ORFuzz: Fuzzing the "Other Side" of LLM Safety -- Testing Over-Refusal

Large Language Models (LLMs) increasingly exhibit over-refusal - erroneously rejecting benign queries due to overly conservative safety measures - a critical functional flaw that undermines their reliability and usability. Current methods for testing this behavior are demonstrably inadequate, suffering from flawed benchmarks and limited test generation capabilities, as highlighted by our empirical user study. To the best of our knowledge, this paper introduces the first evolutionary testing framework, ORFuzz, for the systematic detection and analysis of LLM over-refusals. ORFuzz uniquely integrates three core components: (1) safety category-aware seed selection for comprehensive test coverage, (2) adaptive mutator optimization using reasoning LLMs to generate effective test cases, and (3) OR-Judge, a human-aligned judge model validated to accurately reflect user perception of toxicity and refusal. Our extensive evaluations demonstrate that ORFuzz generates diverse, validated over-refusal instances at a rate (6.98% average) more than double that of leading baselines, effectively uncovering vulnerabilities.
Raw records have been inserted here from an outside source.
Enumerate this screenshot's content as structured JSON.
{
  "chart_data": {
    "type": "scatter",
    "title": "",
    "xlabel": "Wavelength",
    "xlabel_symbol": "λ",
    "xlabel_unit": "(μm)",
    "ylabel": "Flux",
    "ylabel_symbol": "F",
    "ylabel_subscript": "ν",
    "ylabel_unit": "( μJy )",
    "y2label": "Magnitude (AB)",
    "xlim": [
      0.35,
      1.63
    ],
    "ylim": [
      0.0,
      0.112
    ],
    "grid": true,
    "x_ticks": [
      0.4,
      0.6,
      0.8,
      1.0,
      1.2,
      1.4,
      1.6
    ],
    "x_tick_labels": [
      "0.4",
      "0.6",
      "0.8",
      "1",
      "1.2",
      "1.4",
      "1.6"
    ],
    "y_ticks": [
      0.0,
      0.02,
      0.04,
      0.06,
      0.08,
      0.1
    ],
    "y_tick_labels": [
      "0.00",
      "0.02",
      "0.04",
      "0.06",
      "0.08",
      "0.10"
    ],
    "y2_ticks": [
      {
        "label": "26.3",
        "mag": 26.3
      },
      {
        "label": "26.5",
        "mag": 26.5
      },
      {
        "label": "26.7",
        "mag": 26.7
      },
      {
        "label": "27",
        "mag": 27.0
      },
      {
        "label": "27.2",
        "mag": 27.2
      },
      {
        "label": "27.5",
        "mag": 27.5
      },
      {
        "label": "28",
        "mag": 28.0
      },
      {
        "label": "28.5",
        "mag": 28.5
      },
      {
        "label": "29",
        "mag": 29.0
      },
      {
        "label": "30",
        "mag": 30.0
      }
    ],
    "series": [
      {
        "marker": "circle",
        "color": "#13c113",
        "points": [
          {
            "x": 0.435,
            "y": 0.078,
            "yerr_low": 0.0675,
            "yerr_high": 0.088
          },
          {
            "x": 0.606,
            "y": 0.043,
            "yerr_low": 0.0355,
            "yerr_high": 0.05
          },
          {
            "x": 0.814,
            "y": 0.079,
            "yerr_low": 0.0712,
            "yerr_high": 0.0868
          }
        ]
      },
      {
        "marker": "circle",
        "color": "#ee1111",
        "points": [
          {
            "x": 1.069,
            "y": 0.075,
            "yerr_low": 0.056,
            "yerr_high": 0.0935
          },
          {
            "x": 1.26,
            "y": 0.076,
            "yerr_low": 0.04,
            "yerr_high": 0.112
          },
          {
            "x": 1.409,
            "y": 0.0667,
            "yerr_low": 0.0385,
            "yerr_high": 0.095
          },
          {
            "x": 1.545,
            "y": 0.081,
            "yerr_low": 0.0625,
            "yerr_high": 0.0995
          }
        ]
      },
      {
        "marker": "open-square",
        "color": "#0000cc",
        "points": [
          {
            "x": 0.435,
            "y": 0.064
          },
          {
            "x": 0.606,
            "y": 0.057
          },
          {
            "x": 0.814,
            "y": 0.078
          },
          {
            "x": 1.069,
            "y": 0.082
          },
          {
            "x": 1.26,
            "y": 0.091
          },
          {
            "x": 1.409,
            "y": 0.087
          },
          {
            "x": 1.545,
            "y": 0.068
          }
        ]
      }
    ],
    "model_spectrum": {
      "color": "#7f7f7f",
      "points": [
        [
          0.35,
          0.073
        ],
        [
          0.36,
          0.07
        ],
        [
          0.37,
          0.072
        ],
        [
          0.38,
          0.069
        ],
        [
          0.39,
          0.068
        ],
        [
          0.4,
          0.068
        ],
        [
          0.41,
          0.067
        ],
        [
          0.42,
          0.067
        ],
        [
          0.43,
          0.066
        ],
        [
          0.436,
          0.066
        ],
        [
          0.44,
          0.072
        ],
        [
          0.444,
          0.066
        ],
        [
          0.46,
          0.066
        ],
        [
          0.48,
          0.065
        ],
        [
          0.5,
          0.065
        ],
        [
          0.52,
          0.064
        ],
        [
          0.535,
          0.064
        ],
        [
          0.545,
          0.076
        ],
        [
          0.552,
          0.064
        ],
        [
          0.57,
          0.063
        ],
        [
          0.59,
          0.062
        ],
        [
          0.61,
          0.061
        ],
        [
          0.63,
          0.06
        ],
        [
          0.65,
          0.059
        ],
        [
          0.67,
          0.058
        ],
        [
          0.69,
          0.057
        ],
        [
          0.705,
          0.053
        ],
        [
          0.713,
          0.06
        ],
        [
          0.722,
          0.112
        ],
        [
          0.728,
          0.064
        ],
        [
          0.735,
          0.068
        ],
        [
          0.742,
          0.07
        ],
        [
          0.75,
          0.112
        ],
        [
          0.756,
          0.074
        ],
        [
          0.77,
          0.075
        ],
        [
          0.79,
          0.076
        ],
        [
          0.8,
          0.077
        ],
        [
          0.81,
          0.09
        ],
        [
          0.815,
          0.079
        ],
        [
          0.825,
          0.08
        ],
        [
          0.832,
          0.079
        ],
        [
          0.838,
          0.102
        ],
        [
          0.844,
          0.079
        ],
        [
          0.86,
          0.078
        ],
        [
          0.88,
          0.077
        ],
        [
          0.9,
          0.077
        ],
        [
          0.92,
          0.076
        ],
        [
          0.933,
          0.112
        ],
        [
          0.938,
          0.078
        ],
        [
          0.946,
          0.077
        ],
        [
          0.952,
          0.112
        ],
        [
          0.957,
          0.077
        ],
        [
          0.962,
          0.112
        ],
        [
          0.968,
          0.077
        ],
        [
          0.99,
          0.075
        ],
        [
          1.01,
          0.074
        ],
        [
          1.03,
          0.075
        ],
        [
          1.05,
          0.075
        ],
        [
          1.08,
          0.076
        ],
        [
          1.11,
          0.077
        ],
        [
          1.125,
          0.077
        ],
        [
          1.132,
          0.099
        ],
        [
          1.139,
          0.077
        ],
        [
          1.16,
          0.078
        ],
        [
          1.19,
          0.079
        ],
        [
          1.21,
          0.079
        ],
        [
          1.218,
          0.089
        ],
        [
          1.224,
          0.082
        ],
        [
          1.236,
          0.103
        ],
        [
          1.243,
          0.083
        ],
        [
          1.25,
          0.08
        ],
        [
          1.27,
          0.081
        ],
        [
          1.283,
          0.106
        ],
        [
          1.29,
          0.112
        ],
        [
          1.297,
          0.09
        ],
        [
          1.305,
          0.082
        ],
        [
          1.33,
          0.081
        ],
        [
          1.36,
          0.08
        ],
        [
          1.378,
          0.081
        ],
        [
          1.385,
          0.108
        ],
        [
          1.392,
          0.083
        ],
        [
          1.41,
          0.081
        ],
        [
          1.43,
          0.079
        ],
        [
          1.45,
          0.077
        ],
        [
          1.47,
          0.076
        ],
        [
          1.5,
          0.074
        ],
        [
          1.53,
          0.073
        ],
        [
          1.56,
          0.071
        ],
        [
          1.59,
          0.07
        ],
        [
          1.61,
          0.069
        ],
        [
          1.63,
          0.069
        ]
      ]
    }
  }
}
Furthermore, ORFuzz's outputs form the basis of ORFuzzSet, a new benchmark of 1,855 highly transferable test cases that achieves a superior 63.56% average over-refusal rate across 10 diverse LLMs, significantly outperforming existing datasets. ORFuzz and ORFuzzSet provide a robust automated testing framework and a valuable community resource, paving the way for developing more reliable and trustworthy LLM-based software systems.